If there's one thing I love being able to do on my home network, it's resolving host names.
Traditionally Windows, macOS and Linux have never really spoken the same language and without a DHCP+DNS server it becomes difficult to track what hosts have which IP addresses.
RFC 6762 defines the .local
top-level domain for link-local addressing via multicast DNS - the general term for what Apple call "Bonjour".
macOS supports this natively. Windows either does natively, or does once iTunes is installed - I haven't tested without iTunes, but all my PCs have iTunes so it really doesn't matter to me. Even my NAS supports it.
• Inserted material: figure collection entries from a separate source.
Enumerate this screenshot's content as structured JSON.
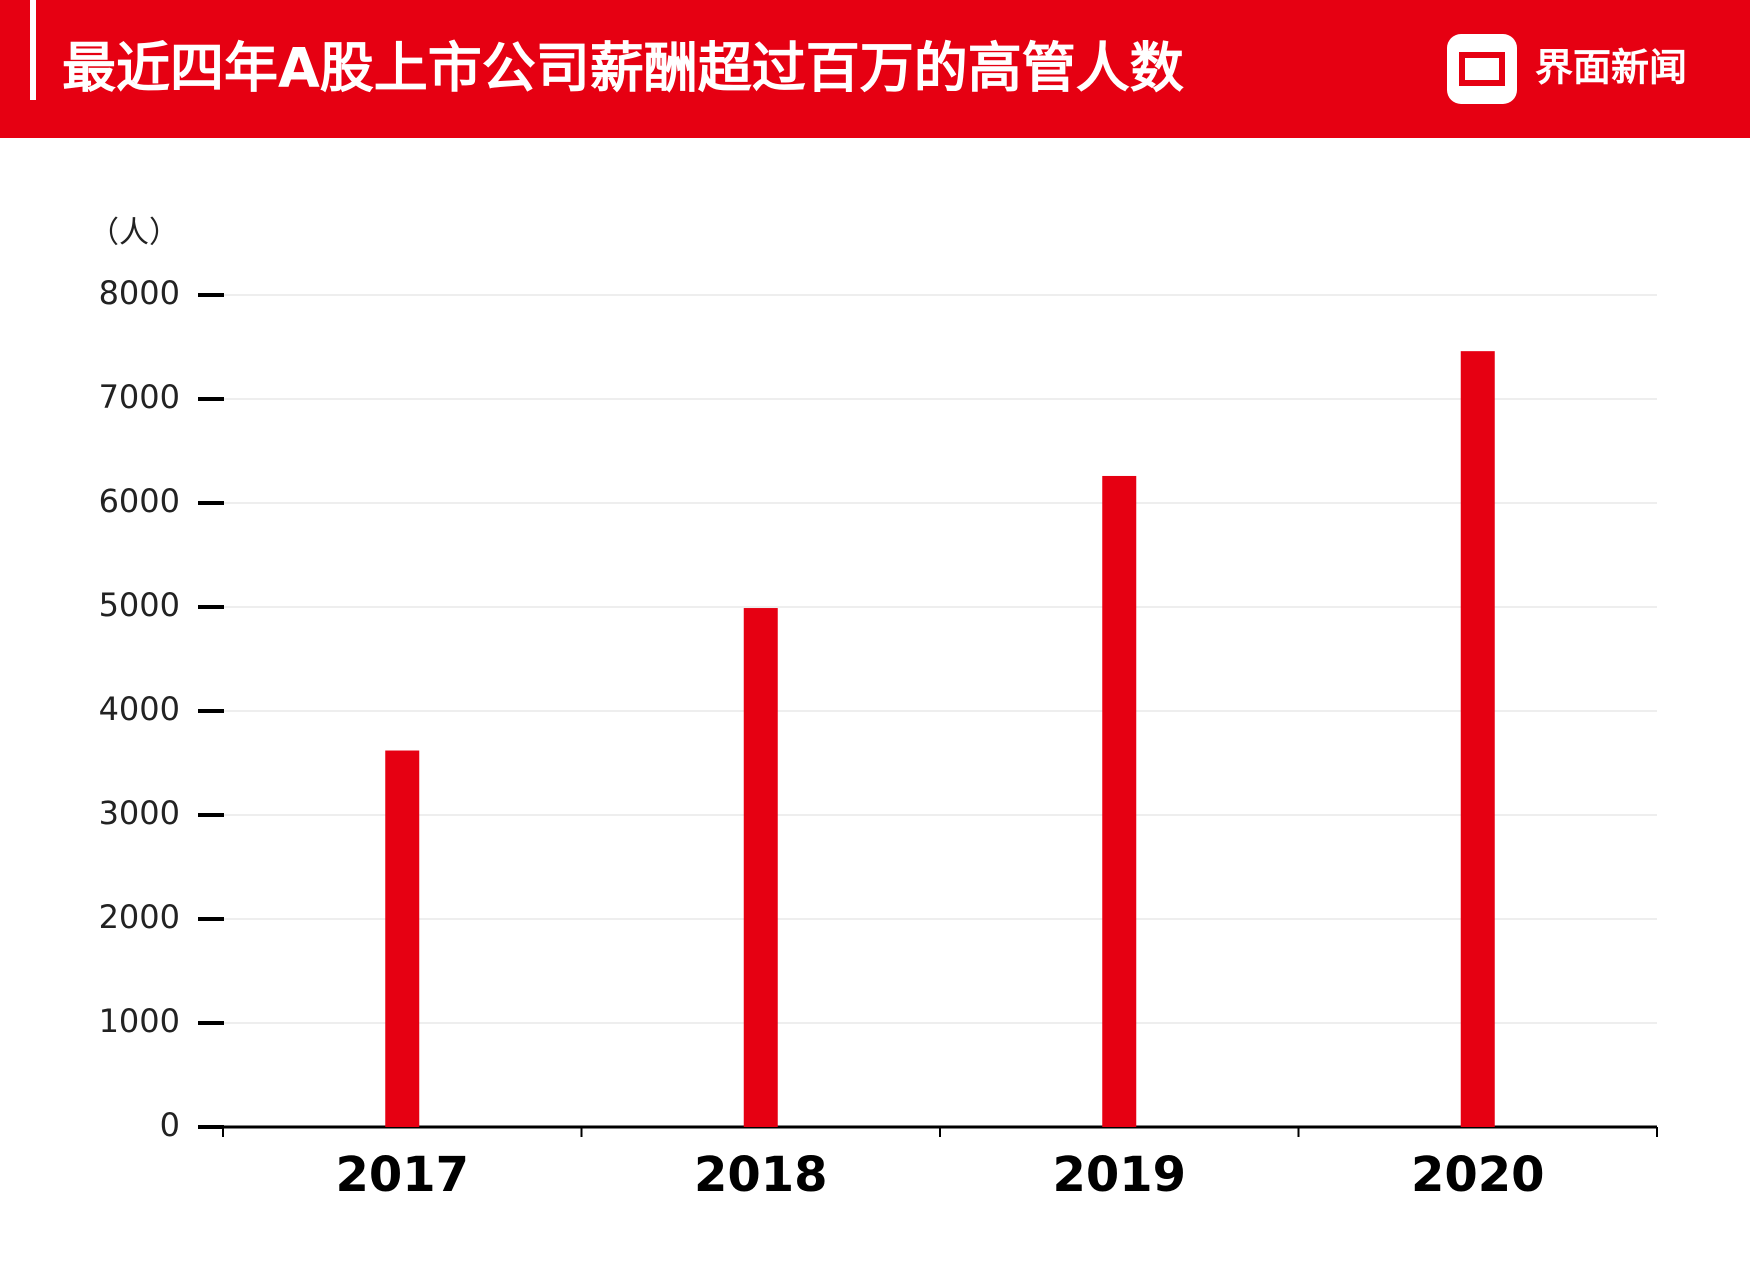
{
  "brand": "界面新闻",
  "chart_data": {
    "type": "bar",
    "title": "最近四年A股上市公司薪酬超过百万的高管人数",
    "y_label": "（人）",
    "categories": [
      "2017",
      "2018",
      "2019",
      "2020"
    ],
    "values": [
      3620,
      4990,
      6260,
      7460
    ],
    "color": "#e60012",
    "ylim": [
      0,
      8000
    ],
    "yticks": [
      0,
      1000,
      2000,
      3000,
      4000,
      5000,
      6000,
      7000,
      8000
    ],
    "grid": true
  }
}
I recently installed Ubuntu Server on my new NUC and it turns out that you can get the same support on Linux via Avahi, a free and open-source implementation of mDNS/DNS-SD.
I wanted to get Ubuntu to:
- Respond to mDNS queries for
<hostname>.local
- Be able to query other hosts on the network via
<hostname>.local
It turns out all you have to do on a Debian-based OS is:
sudo apt install avahi-daemon
After installing Avahi, I can do two-way mDNS lookup. For example:
[12:25pm yaakov@Eadu:~] ssh coruscant.local ping Eadu.local
PING Eadu.local (192.168.0.12) 56(84) bytes of data.
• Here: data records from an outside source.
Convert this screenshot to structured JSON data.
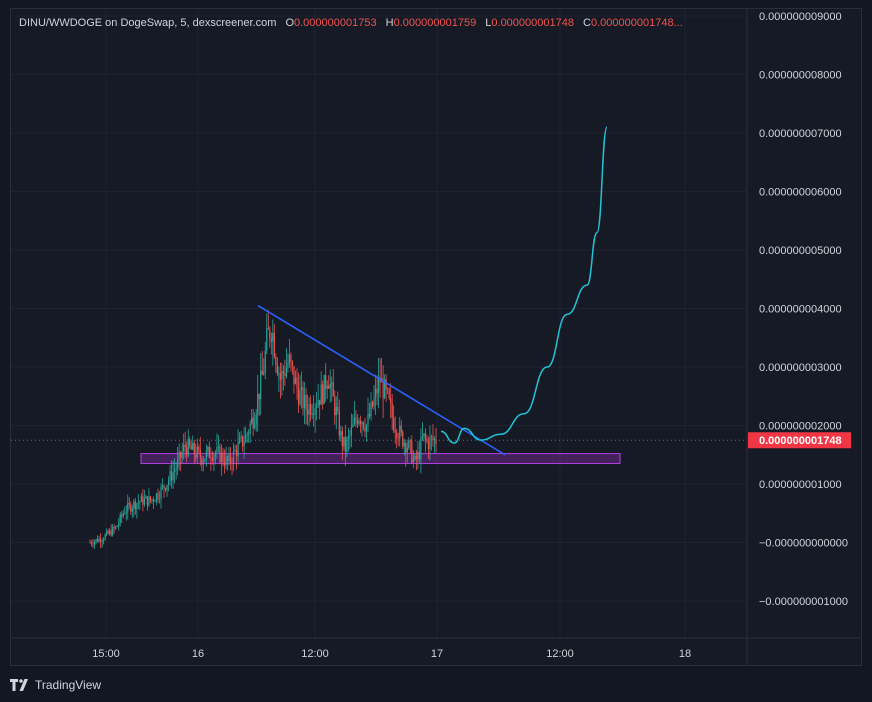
{
  "legend": {
    "symbol": "DINU/WWDOGE on DogeSwap, 5, dexscreener.com",
    "o_key": "O",
    "o_val": "0.000000001753",
    "h_key": "H",
    "h_val": "0.000000001759",
    "l_key": "L",
    "l_val": "0.000000001748",
    "c_key": "C",
    "c_val": "0.000000001748..."
  },
  "footer": {
    "brand": "TradingView",
    "logo_icon": "tradingview-logo-icon"
  },
  "colors": {
    "background": "#131722",
    "pane": "#161a25",
    "grid": "#1f2330",
    "up": "#26a69a",
    "down": "#ef5350",
    "trendline": "#2962ff",
    "projection": "#22c3d6",
    "zone_fill": "#6a2a8a",
    "zone_border": "#b040e0",
    "price_tag": "#f23645"
  },
  "chart_data": {
    "type": "candlestick",
    "x_tick_labels": [
      "15:00",
      "16",
      "12:00",
      "17",
      "12:00",
      "18"
    ],
    "y_tick_labels": [
      "0.000000009000",
      "0.000000008000",
      "0.000000007000",
      "0.000000006000",
      "0.000000005000",
      "0.000000004000",
      "0.000000003000",
      "0.000000002000",
      "0.000000001000",
      "−0.000000000000",
      "−0.000000001000"
    ],
    "y_ticks": [
      9.0,
      8.0,
      7.0,
      6.0,
      5.0,
      4.0,
      3.0,
      2.0,
      1.0,
      0.0,
      -1.0
    ],
    "y_unit_note": "",
    "ylim": [
      -1.5,
      9.3
    ],
    "last_price_label": "0.000000001748",
    "last_price": 1.748,
    "price_path": [
      [
        0.0,
        0.0
      ],
      [
        0.03,
        0.08
      ],
      [
        0.06,
        0.25
      ],
      [
        0.08,
        0.55
      ],
      [
        0.1,
        0.65
      ],
      [
        0.12,
        0.72
      ],
      [
        0.14,
        0.72
      ],
      [
        0.16,
        0.85
      ],
      [
        0.18,
        1.05
      ],
      [
        0.2,
        1.3
      ],
      [
        0.22,
        1.65
      ],
      [
        0.24,
        1.55
      ],
      [
        0.26,
        1.45
      ],
      [
        0.28,
        1.55
      ],
      [
        0.3,
        1.5
      ],
      [
        0.32,
        1.35
      ],
      [
        0.34,
        1.6
      ],
      [
        0.36,
        1.8
      ],
      [
        0.38,
        2.2
      ],
      [
        0.4,
        2.9
      ],
      [
        0.41,
        3.5
      ],
      [
        0.42,
        3.7
      ],
      [
        0.43,
        3.2
      ],
      [
        0.44,
        2.8
      ],
      [
        0.46,
        3.1
      ],
      [
        0.48,
        2.6
      ],
      [
        0.5,
        2.3
      ],
      [
        0.52,
        2.4
      ],
      [
        0.54,
        2.6
      ],
      [
        0.55,
        2.9
      ],
      [
        0.56,
        2.5
      ],
      [
        0.57,
        2.2
      ],
      [
        0.58,
        1.8
      ],
      [
        0.59,
        1.6
      ],
      [
        0.6,
        1.8
      ],
      [
        0.62,
        2.2
      ],
      [
        0.64,
        2.0
      ],
      [
        0.66,
        2.5
      ],
      [
        0.67,
        2.8
      ],
      [
        0.68,
        2.6
      ],
      [
        0.69,
        2.4
      ],
      [
        0.7,
        2.1
      ],
      [
        0.72,
        1.8
      ],
      [
        0.74,
        1.6
      ],
      [
        0.75,
        1.35
      ],
      [
        0.76,
        1.5
      ],
      [
        0.77,
        1.8
      ],
      [
        0.78,
        1.7
      ],
      [
        0.79,
        1.75
      ],
      [
        0.8,
        1.75
      ]
    ],
    "x_start_time_frac": 0.0,
    "x_end_time_frac": 0.8,
    "trendline": [
      [
        0.42,
        4.05
      ],
      [
        1.0,
        1.5
      ]
    ],
    "support_zone": {
      "y_low": 1.35,
      "y_high": 1.52
    },
    "projection": [
      [
        0.0,
        1.9
      ],
      [
        0.04,
        1.7
      ],
      [
        0.07,
        1.95
      ],
      [
        0.12,
        1.75
      ],
      [
        0.18,
        1.85
      ],
      [
        0.25,
        2.2
      ],
      [
        0.32,
        3.0
      ],
      [
        0.38,
        3.9
      ],
      [
        0.44,
        4.4
      ],
      [
        0.47,
        5.3
      ],
      [
        0.5,
        7.1
      ]
    ],
    "grid": true,
    "legend_position": "top-left"
  }
}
64 bytes from 192.168.0.12 (192.168.0.12): icmp_seq=1 ttl=64 time=1.08 ms
64 bytes from 192.168.0.12 (192.168.0.12): icmp_seq=2 ttl=64 time=3.01 ms
^C
[12:25pm yaakov@Eadu:~]
Here my MacBook, Eadu
, managed to resolve coruscant.local
(the Ubuntu machine), which in turn resolved Eadu.local
and send ICMP ping packets to the MacBook.
Easy peasy, and no DNS management required.